Kembalinya Sri Mulyani dan Konsolidasi Politik Jokowi

Biro Pers Sekretariat Presiden
Presiden Joko Widodo ditemani Wakil Presiden Jusuf Kalla megumumkan Sri Mulyani sebagai Menteri Keuangan pada resuffle kabinet jilid II di Istana Merdeka, Jakarta, 27 Juli 2016
Penulis:
Editor: Yura Syahrul
28/7/2016, 20.35 WIB

SEKITAR seribu tamu berdiri memberikan standing ovation begitu Sri Mulyani Indrawati mengakhiri pidatonya. Gemuruh tepuk tangan semenit lamanya memenuhi ballroom Hotel Ritz-Carlton, Jakarta, pada Selasa malam itu, 18 Mei 2010.

“Jangan pernah putus asa mencintai Republik,” ucap Sri dalam pidato perpisahannya menjelang keberangkatannya ke Washington D.C. setelah didera badai kasus Bank Century.

Di awal acara, Rocky Gerung dari Perhimpunan Pendidikan Demokrasi pun dalam pidatonya menegaskan sebuah harapan kepada Sri. “Ini bukan forum perpisahan, dan bukan untuk melepas SMI. Tapi untuk memastikan ia kembali.”

Harapan itu rupanya baru terwujud pada Rabu, 27 Juli lalu, setelah enam tahun berselang.
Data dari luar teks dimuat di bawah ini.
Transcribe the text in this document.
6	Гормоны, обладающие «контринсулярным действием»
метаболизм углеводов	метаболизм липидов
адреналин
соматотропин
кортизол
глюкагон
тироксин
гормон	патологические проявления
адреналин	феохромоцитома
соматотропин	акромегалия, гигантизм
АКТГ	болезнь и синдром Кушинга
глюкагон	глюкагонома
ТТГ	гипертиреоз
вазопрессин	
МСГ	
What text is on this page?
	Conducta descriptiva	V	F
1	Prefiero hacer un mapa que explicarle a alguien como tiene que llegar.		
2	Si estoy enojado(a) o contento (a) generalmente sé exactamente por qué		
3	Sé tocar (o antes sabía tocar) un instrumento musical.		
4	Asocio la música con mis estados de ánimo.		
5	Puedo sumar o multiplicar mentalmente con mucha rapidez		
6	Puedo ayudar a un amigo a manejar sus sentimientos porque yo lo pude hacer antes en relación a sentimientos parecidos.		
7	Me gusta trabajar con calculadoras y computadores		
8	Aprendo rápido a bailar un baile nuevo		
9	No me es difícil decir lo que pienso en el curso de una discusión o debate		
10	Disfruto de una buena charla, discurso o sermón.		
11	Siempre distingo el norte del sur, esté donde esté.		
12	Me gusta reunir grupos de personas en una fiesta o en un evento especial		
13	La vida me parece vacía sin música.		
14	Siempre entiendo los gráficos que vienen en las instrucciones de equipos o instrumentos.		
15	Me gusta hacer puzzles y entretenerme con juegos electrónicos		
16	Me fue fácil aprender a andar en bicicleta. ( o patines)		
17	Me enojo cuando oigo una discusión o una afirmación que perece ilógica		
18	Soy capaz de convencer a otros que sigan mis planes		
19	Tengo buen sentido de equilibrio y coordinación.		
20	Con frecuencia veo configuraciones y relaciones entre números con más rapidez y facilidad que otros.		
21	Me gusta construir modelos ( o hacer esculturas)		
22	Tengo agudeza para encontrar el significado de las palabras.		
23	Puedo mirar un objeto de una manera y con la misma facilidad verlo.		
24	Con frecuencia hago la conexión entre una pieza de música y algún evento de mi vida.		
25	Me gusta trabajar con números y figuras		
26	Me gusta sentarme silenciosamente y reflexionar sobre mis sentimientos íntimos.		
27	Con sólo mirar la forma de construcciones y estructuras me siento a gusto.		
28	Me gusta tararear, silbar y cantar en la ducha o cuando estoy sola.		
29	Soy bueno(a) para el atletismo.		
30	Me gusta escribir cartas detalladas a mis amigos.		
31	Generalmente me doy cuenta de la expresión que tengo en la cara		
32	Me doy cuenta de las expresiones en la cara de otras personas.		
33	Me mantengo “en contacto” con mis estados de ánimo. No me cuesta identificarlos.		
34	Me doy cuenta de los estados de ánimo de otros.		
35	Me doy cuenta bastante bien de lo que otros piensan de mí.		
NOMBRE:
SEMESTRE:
Kali ini dengan wajah ceria, Sri menghampiri podium di pelataran belakang Istana Merdeka, Jakarta, ketika Presiden Joko Widodo menyebut namanya sebagai Menteri Keuangan yang baru dalam perombakan kabinet jilid dua.

Sri kembali ke Indonesia dan meninggalkan jabatannya yang pernah dipegangnya selama enam tahun di Bank Dunia sebagai Managing Director dan Chief Operating Officer. Ia didapuk menggantikan juniornya di Fakultas Ekonomi Universitas Indonesia (UI), Bambang Brodjonegoro, dan berduet dengan seniornya di kampus yang sama, yaitu Menko Perekonomian Darmin Nasution.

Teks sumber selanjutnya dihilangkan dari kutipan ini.